On 21 October, western Japan was hit by a strong quake measuring 6.2 on the Richter scale, reported the US Geological survey.
The quake, at a shallow depth of 10 kilometres, struck shortly after 2:00 pm (0500 GMT) in Tottori prefecture. Initially, the USGS had pegged the quake's magnitude at 6.6 before downgrading it.
Public broadcaster NHK quoted local officials as saying they had received reports that a house collapsed in the town of Yurihama, while fires broke out in another part of the prefecture, without giving details.
In Kurayoshi City, the fire department reported receiving seven emergency calls for injuries. Television images showed severe shaking in the region.
"We felt fairly strong jolts, which I think were the biggest in years, but we have not seen any damage or things falling," Suminori Sakinada, a local government official, told AFP.
Bullet train services were suspended in the area, while nearly 40,000 homes were left without electricity as the quake damaged power lines, officials said. NHK said switched-off nuclear reactors in the region were not affected.
Japan sits at the junction of four tectonic plates and experiences a number of relatively violent quakes every year, but rigid building codes and their strict enforcement mean even strong tremors often do little damage.

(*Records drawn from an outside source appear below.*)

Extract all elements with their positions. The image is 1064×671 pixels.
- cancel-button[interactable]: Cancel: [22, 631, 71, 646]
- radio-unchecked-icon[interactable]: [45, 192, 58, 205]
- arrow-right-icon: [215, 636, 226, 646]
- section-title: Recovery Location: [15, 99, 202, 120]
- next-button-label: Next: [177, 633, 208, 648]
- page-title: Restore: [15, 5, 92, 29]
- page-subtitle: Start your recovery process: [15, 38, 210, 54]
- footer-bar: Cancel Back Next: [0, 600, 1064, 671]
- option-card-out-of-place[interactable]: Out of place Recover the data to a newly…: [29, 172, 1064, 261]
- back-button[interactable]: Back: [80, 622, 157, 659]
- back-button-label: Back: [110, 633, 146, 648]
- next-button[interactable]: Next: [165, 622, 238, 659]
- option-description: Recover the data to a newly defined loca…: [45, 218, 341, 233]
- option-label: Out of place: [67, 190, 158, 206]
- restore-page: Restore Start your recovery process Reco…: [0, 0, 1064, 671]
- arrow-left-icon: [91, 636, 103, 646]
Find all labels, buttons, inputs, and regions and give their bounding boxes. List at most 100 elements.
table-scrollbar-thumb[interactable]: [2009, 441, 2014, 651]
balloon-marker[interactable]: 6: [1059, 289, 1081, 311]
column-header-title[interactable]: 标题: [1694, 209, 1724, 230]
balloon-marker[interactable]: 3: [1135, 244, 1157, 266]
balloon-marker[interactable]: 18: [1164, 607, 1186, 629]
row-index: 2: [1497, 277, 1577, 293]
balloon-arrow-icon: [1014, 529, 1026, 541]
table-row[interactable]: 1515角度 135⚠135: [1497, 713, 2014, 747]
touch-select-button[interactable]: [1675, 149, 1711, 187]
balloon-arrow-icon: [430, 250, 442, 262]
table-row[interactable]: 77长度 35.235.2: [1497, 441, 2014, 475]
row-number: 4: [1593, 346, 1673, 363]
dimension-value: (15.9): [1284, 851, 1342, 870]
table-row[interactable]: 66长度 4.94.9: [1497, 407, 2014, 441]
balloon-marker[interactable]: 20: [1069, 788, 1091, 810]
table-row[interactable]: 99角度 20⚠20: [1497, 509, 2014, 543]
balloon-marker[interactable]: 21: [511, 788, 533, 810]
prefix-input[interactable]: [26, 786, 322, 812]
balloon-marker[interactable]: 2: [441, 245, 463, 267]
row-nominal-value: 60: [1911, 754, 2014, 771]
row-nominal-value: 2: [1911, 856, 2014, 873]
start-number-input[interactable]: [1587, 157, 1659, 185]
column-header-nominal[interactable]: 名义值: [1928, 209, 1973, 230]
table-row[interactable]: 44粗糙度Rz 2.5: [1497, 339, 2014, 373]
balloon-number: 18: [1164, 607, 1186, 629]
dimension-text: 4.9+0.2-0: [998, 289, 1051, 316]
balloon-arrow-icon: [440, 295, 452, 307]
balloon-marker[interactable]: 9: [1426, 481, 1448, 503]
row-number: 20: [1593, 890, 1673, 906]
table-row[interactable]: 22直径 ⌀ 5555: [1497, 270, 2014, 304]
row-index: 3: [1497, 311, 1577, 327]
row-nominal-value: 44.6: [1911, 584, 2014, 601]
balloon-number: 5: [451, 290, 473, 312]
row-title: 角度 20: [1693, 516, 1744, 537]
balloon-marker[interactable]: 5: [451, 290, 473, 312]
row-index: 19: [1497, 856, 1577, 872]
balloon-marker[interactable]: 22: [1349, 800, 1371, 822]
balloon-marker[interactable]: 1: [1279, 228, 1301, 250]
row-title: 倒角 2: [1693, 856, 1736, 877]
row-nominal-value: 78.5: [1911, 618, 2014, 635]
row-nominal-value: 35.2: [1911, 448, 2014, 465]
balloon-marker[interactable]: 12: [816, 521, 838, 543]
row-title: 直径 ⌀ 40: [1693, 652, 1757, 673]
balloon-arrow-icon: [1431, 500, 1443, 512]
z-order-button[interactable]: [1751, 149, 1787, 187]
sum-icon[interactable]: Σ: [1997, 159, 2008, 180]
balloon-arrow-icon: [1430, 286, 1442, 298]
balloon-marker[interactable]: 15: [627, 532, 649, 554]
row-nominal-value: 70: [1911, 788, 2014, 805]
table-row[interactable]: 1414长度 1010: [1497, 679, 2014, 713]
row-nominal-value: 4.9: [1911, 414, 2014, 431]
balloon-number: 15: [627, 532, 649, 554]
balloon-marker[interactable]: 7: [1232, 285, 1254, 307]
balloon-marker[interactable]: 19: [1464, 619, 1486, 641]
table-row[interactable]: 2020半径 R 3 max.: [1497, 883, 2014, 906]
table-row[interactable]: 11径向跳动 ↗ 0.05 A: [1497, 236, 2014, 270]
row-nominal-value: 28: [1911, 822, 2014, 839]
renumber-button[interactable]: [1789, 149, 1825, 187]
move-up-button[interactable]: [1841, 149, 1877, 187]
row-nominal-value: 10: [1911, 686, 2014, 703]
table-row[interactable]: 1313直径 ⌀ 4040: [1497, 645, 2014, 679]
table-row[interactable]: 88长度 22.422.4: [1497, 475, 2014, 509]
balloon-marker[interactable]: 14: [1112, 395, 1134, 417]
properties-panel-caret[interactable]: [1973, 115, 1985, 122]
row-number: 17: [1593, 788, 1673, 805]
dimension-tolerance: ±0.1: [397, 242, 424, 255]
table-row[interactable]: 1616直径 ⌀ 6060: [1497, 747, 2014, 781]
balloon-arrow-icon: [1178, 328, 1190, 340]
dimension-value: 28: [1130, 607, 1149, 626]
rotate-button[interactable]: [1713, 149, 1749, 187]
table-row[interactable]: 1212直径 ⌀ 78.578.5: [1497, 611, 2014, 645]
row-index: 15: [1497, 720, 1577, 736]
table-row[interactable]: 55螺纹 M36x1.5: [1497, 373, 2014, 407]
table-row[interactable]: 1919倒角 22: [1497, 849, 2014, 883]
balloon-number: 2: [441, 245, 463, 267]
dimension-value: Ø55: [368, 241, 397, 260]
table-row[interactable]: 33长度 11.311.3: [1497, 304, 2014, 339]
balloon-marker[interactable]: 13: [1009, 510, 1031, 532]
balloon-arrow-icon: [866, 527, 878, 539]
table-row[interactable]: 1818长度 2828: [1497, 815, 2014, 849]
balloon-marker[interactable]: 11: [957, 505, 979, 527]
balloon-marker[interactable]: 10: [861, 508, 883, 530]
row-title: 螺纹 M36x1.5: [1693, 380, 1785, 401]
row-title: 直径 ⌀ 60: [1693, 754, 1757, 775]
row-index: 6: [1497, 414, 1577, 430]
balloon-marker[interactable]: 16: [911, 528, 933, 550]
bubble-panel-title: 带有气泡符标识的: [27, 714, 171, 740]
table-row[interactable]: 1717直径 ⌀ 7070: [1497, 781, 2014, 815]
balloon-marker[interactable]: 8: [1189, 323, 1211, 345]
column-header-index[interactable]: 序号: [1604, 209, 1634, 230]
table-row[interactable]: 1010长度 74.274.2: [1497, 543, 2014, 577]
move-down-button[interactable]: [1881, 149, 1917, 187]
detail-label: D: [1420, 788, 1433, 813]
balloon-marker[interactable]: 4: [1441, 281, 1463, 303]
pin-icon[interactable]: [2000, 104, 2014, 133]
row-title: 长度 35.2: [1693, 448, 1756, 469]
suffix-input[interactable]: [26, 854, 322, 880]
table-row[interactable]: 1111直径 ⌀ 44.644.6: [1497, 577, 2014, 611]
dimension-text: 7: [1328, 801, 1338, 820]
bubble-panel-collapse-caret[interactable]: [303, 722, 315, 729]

A massive undersea quake however that hit in March 2011 sent a tsunami barrelling into Japan's northeast coast, leaving more than 18,000 people dead or missing, and sending three reactors into meltdown at the Fukushima nuclear plant.
In April, two strong earthquakes hit southern Japan's Kumamoto prefecture followed by more than 1,700 aftershocks, and left at least 50 dead and caused widespread damage.